The Advocate was a newspaper in Pittsburgh, published under several title variants from 1832 to 1844. It was the second daily newspaper issued in the city, the first being its eventual purchaser, the Gazette. Politically, the paper supported the principles of the Whig Party.

On 13 August 1832,The Pennsylvanian Advocate was started by James Wilson (paternal grandfather of U.S. President Woodrow Wilson), then of Steubenville, Ohio. He announced in his prospectus that he would promote protectionism, internal improvements, a sound currency, the independence of Congress and the preservation of the Union, which, at that time, was threatened by a faction in South Carolina and elsewhere in the South. Important to all of these missions, the editor believed, was to defeat the re-election of President Andrew Jackson.

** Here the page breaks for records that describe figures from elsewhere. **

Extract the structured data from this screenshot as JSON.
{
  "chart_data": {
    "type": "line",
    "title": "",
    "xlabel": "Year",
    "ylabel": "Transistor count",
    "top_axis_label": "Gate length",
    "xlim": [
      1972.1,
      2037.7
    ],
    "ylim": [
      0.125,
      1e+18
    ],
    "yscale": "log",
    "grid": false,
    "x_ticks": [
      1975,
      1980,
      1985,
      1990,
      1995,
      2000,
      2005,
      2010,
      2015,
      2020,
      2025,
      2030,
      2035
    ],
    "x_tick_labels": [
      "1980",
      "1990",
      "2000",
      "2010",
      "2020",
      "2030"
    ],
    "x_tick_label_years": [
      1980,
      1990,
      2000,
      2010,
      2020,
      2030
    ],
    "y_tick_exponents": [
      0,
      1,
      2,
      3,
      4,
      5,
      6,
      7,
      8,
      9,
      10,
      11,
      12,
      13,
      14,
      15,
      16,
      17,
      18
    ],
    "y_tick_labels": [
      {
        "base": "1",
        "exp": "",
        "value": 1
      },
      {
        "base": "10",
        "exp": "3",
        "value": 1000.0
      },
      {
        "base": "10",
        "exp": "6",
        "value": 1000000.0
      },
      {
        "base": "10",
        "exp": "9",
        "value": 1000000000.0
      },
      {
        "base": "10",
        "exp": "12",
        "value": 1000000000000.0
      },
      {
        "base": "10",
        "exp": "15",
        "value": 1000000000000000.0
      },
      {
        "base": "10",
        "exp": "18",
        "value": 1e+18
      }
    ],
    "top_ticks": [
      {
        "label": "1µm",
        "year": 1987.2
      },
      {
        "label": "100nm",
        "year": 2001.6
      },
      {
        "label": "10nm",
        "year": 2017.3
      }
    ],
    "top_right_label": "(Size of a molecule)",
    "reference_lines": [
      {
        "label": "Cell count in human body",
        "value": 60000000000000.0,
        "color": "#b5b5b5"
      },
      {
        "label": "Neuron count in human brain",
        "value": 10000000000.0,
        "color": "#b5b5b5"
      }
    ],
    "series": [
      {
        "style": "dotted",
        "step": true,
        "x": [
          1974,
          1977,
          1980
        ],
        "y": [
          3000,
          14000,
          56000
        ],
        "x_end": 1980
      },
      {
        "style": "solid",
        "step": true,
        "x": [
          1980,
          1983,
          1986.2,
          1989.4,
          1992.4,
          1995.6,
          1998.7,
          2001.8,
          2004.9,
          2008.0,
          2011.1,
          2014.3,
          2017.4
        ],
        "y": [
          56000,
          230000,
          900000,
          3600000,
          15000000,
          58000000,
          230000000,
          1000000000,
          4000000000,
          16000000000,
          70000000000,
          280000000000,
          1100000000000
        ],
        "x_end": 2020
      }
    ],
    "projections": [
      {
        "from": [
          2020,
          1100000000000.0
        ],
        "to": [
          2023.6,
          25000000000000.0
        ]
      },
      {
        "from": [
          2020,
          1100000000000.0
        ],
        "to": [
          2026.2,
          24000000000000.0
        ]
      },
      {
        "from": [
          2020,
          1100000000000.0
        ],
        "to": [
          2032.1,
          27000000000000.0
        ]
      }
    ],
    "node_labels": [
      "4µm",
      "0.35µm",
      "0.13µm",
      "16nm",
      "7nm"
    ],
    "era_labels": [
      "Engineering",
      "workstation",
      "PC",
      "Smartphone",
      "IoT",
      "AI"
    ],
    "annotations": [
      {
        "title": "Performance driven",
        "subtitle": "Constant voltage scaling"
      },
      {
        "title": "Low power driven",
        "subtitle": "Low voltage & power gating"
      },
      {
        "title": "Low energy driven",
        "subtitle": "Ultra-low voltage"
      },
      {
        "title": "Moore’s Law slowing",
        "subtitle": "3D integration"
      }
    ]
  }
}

The first few issues were printed on a weekly basis at Steubenville and sent to Pittsburgh for distribution. Very soon, Wilson had a press set up in a Pittsburgh office and began turning out a thrice-weekly edition. According to William Bayard Hale, the press was the first west of the Allegheny Mountains that could print a double-page form (one side of a whole sheet) at one impression.

Born during the Bank War, the paper met controversy early on when Jacksonian newspapers accused it of accepting payments from the United States Bank to publish pro-Bank propaganda. It was reported that a letter intended for James Wilson was mistakenly received by another man of the same name, who opened it and found a large check from Nicholas Biddle, the Bank's president. Wilson published an affidavit denying that he had been bribed or corrupted.

With the Advocate about a year old and on firm footing, Wilson returned to Steubenville, leaving the paper to be carried on by his eldest son William Duane Wilson, at first in partnership with Alfred W. Marks. Upon this change the paper issued its first daily edition under the name Pennsylvania Advocate and Pittsburgh Daily Advertiser.